When defining task execution settings, you can now enable memoization. Achieve significant time and cost optimization of your project workload by letting the CGC reuse existing results of your previous runs. Memoization can be enabled at project or task level, where the task-level setting overrides the project-level one.
Learn more from our documentation.
Multiple datasets selection for querying in Data Browser
With multiple dataset selection for simultaneous querying, you are now able to start data querying in Data Browser by selecting more than one dataset. This allows you to search selected datasets by common entities (e.g. Case) and property values (e.g. male for the gender property), and get combined results from selected datasets. In addition, you can select only those instances for an entity (e.g. Case identifier) that are common in all selected datasets, if such instances are available. Those can then be filtered further by other entities/properties that the common instances have in selected datasets.
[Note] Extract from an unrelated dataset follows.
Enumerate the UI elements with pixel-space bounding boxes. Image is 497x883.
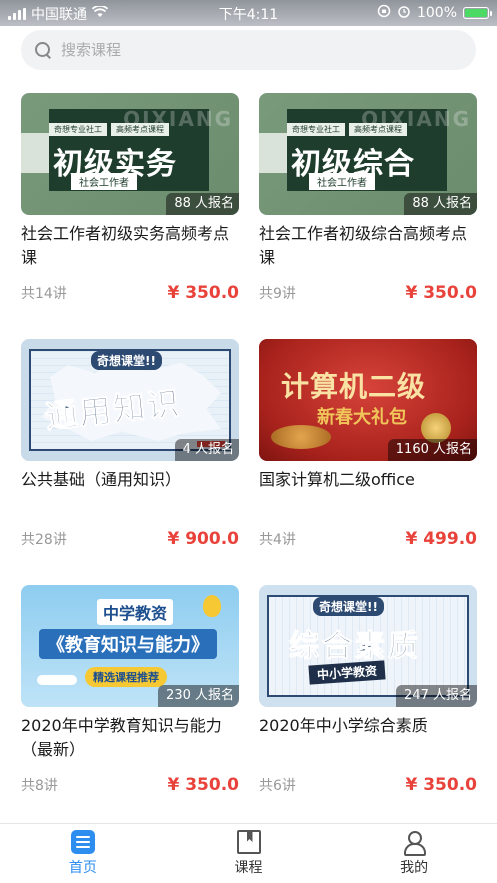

Additionally, the List (table) view on the Data Browser page has been removed and priority has been given to the Detail page.
Improved organization of Public Reference Files
The Public Reference Files gallery has been renamed into Public Files and split into two categories, Public Reference Files and Public Test Files, where the former holds all common reference files, while the latter contains common test samples. Both of these categories can be accessed from the Data menu on the main menu bar.
This change does not affect the API, so all related API calls remain the same.
Recently published apps
GDC DNASeq Harmonization Workflow
The GDC DNASeq Harmonization Workflow is developed by the National Cancer Institute's Genomic Data Commons. It is used for harmonization of genomic data for datasets such as The Cancer Genome Atlas (TCGA) and is publicly available on the CGC.